A Handbook on Post-1956 Hungarian Refugee Relief: From Local Crisis to Global Impact (De Gruyter Oldenbourg, 2026) has recently been published. The volume is edited by Gusztáv D. Kecskés and Tamás Scheibner, both affiliated with the Institute of History.
In addition to shaping the overall conceptual framework of the book, they also play a major role as authors, contributing several chapters.
The Handbook provides a comprehensive, internationally oriented analysis of the global responses to the Hungarian refugee crisis following the 1956 revolution. After the Soviet intervention, approximately 200,000 people fled the country, a movement that proved to be decisive not only in humanitarian terms, but also for the political and institutional development of modern refugee governance. Drawing on newly accessible archival sources, the volume examines how states, international organizations, and civil networks responded to this emergency, and how these responses were embedded in the broader context of the Cold War.
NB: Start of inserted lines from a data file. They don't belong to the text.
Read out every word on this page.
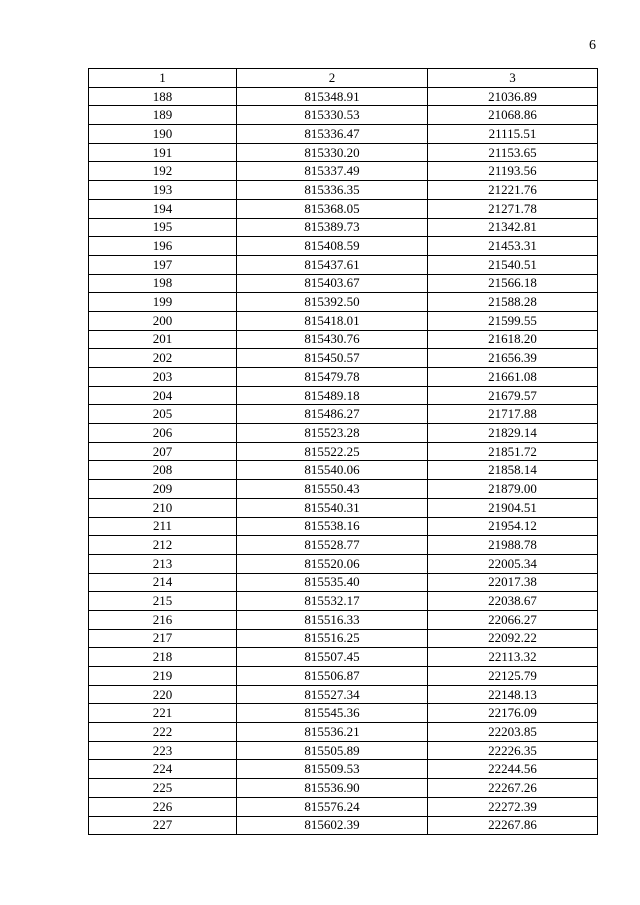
6
1	2	3
188	815348.91	21036.89
189	815330.53	21068.86
190	815336.47	21115.51
191	815330.20	21153.65
192	815337.49	21193.56
193	815336.35	21221.76
194	815368.05	21271.78
195	815389.73	21342.81
196	815408.59	21453.31
197	815437.61	21540.51
198	815403.67	21566.18
199	815392.50	21588.28
200	815418.01	21599.55
201	815430.76	21618.20
202	815450.57	21656.39
203	815479.78	21661.08
204	815489.18	21679.57
205	815486.27	21717.88
206	815523.28	21829.14
207	815522.25	21851.72
208	815540.06	21858.14
209	815550.43	21879.00
210	815540.31	21904.51
211	815538.16	21954.12
212	815528.77	21988.78
213	815520.06	22005.34
214	815535.40	22017.38
215	815532.17	22038.67
216	815516.33	22066.27
217	815516.25	22092.22
218	815507.45	22113.32
219	815506.87	22125.79
220	815527.34	22148.13
221	815545.36	22176.09
222	815536.21	22203.85
223	815505.89	22226.35
224	815509.53	22244.56
225	815536.90	22267.26
226	815576.24	22272.39
227	815602.39	22267.86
One of the volume’s key contributions lies in its consistent integration of local case studies into a transnational analytical framework. It argues that the Hungarian refugee movement of 1956 constituted a formative episode in the emergence of modern international refugee relief practices. The Handbook will therefore be of interest not only to scholars of Hungarian history, but also to researchers working in modern history, migration studies, Cold War studies, and the history of humanitarianism.